Anthony Di Mari’s “Found Floating” is the most minimalist of the finalists, relying on subtle features to provide a singular experience. The design is essentially a flat platform inset with various size innertubes — the larger tubes suitable for seating and the smaller ones functioning as plant holders. The movement of the innertubes, created by passenger interaction as well as the constant motion of the water, generates energy through piezoelectricity, which would be harvested and used to illuminate faint purple lights, giving the barge an intriguing nocturnal glow. While the overall concept is original and innovative, its understated nature might have had difficulty attracting curiosity or interest among the public. Its minimalism borders on the mundane, and at least one judge lamented the decision to cover up the design’s interesting diamond shaped support structure with a rather unremarkable wood plank floor.


“Flow it!  Fold it!” by Soohyun Jin and Talya Sandank of South Korea took its inspiration from the movement of water in creating a fluid, organic architectural form constructed out of prefabricated, recycled materials. In contrast to many of the other entries, the designers chose to assign very specific functions to the barge, including a water garden, café and bar, and sitting area. One of the more purely architectural submissions, the design nevertheless suffers from a lack of a clear defining concept or unique innovation. Likewise, the overall aesthetic could use some further refinement.

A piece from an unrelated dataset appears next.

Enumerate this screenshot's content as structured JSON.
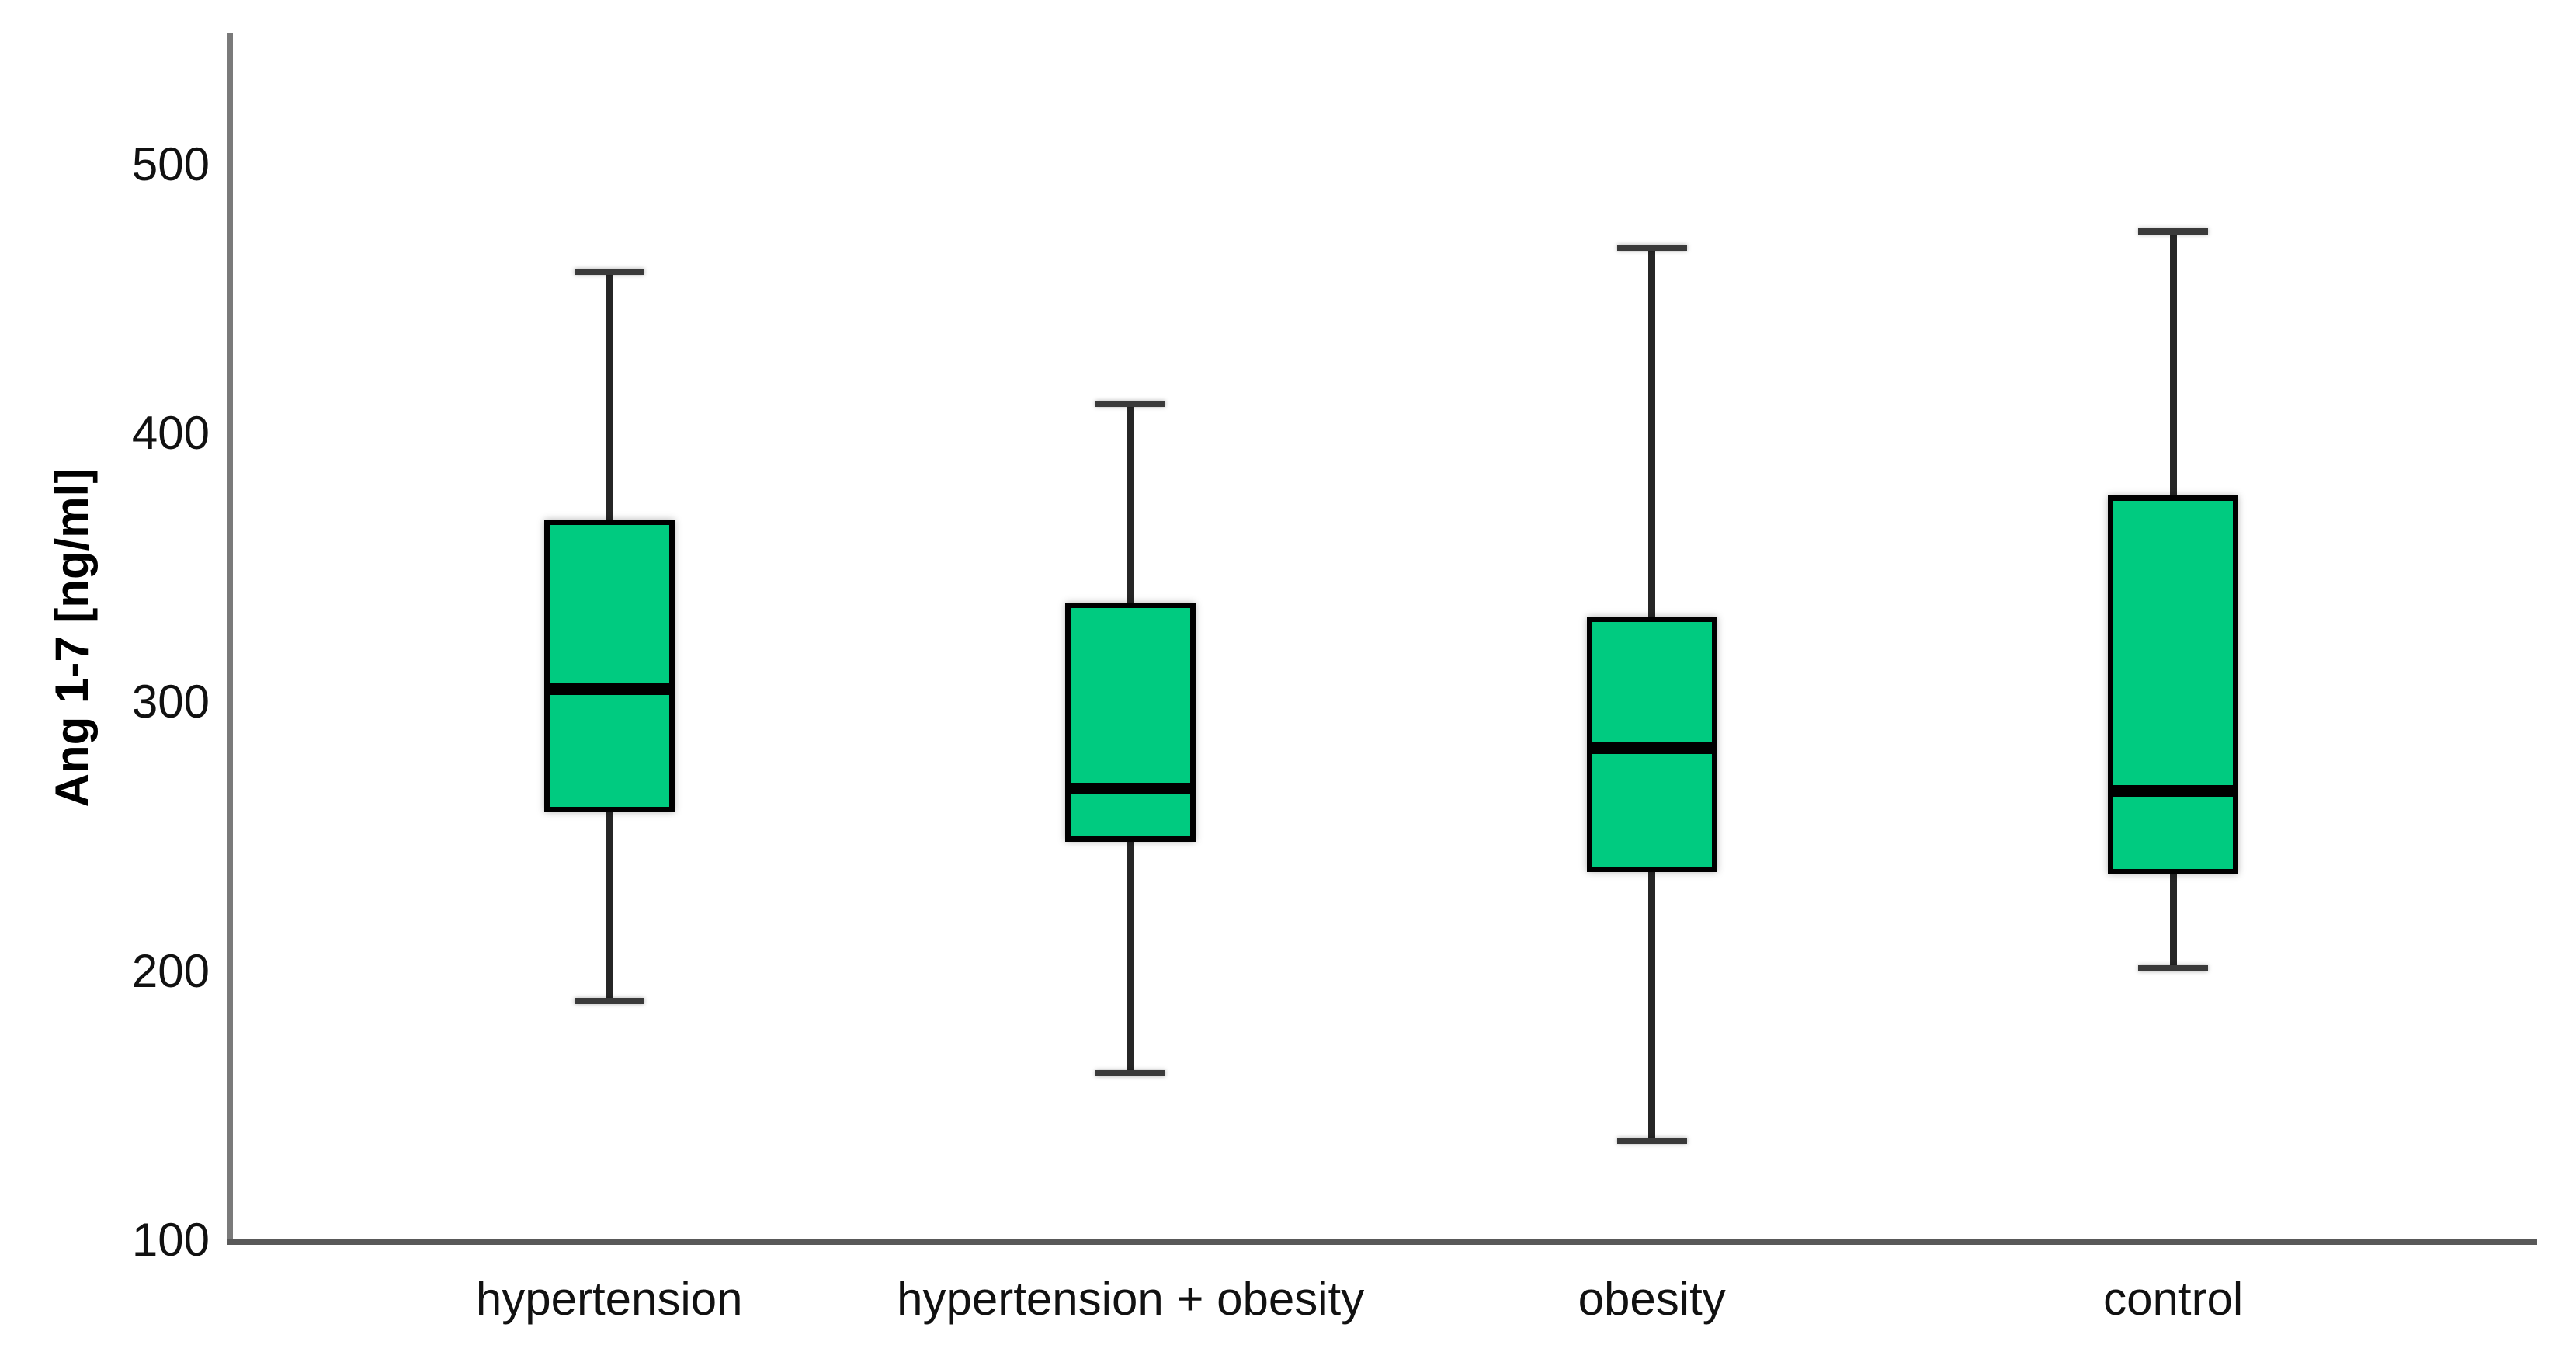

“Capullo!” by Jason Ejzenbart and Kara Burman of the University of Manitoba in Winnipeg features an organic, translucent structure made of fiberglass rebar and industrial strength plastic wrap that would create a series of cave-like interior spaces. The design is one of the most responsive to exterior conditions.  In rainy weather, rainwater would filter off the walls and into funnels, creating vaguely musical sounds.  Meanwhile, a grated floor would allow visitors to see the rainwater collecting below.  Nighttime would offer another unique experience thanks to LED rope lights that would line the exterior skin, giving the translucent form a diffuse glow. The jury was most receptive to the introduction of a distinct, lighted form into a body of water that is normally rather dark and featureless at night.


Jason Ross of the University of Tampa offers one of the more poetic designs. “Quipus — Talking Strings” takes its name and design inspiration from the ancient method of recording important information and events through the use of multicolored strings knotted in specific patterns to represent words or meanings. In this design, ropes are hung from a suspended overhead structure that incorporates a salvaged ship. Hung at varying heights, the ropes would sway through contact with wind and human interaction, providing a semi-enclosed space that would allow for partial views of the city beyond. The floor of the barge would be covered by a thin layer of water acting a mirror, adding an element of the surreal to this intriguing space.


“Grow Boston” by Blake Thomas and Peter Broeder of the University of Kansas envisioned the barge as a floating garden inspired by Boston’s history of acquiring land by reclaiming the sea. Small block units constructed of chicken wire would provide self contained planters that, when joined together, appear to be a whole garden that gradually slopes down to the water. The design encourages public interaction and alteration by allowing visitors to bring their own plants to add to the garden. As more garden units are added to the top of the garden, the bottom blocks would be pushed off and proceed to float off into the Channel.  The concept is certainly compelling, but one might wonder how effective and manageable it would be in practice.


In the coming months, Rachely Rotem and Phu Hoang’s winning design will be undergoing the necessary design modifications and refinements necessary to turn their innovative and intriguing vision into reality. With such a thoroughly conceived concept, there is little doubt that the finished product will be remarkably faithful to the initial idea. The “Lighter Than Air” barge will be open to visitors during September and October of 2011, with an opening event planned for September 16th.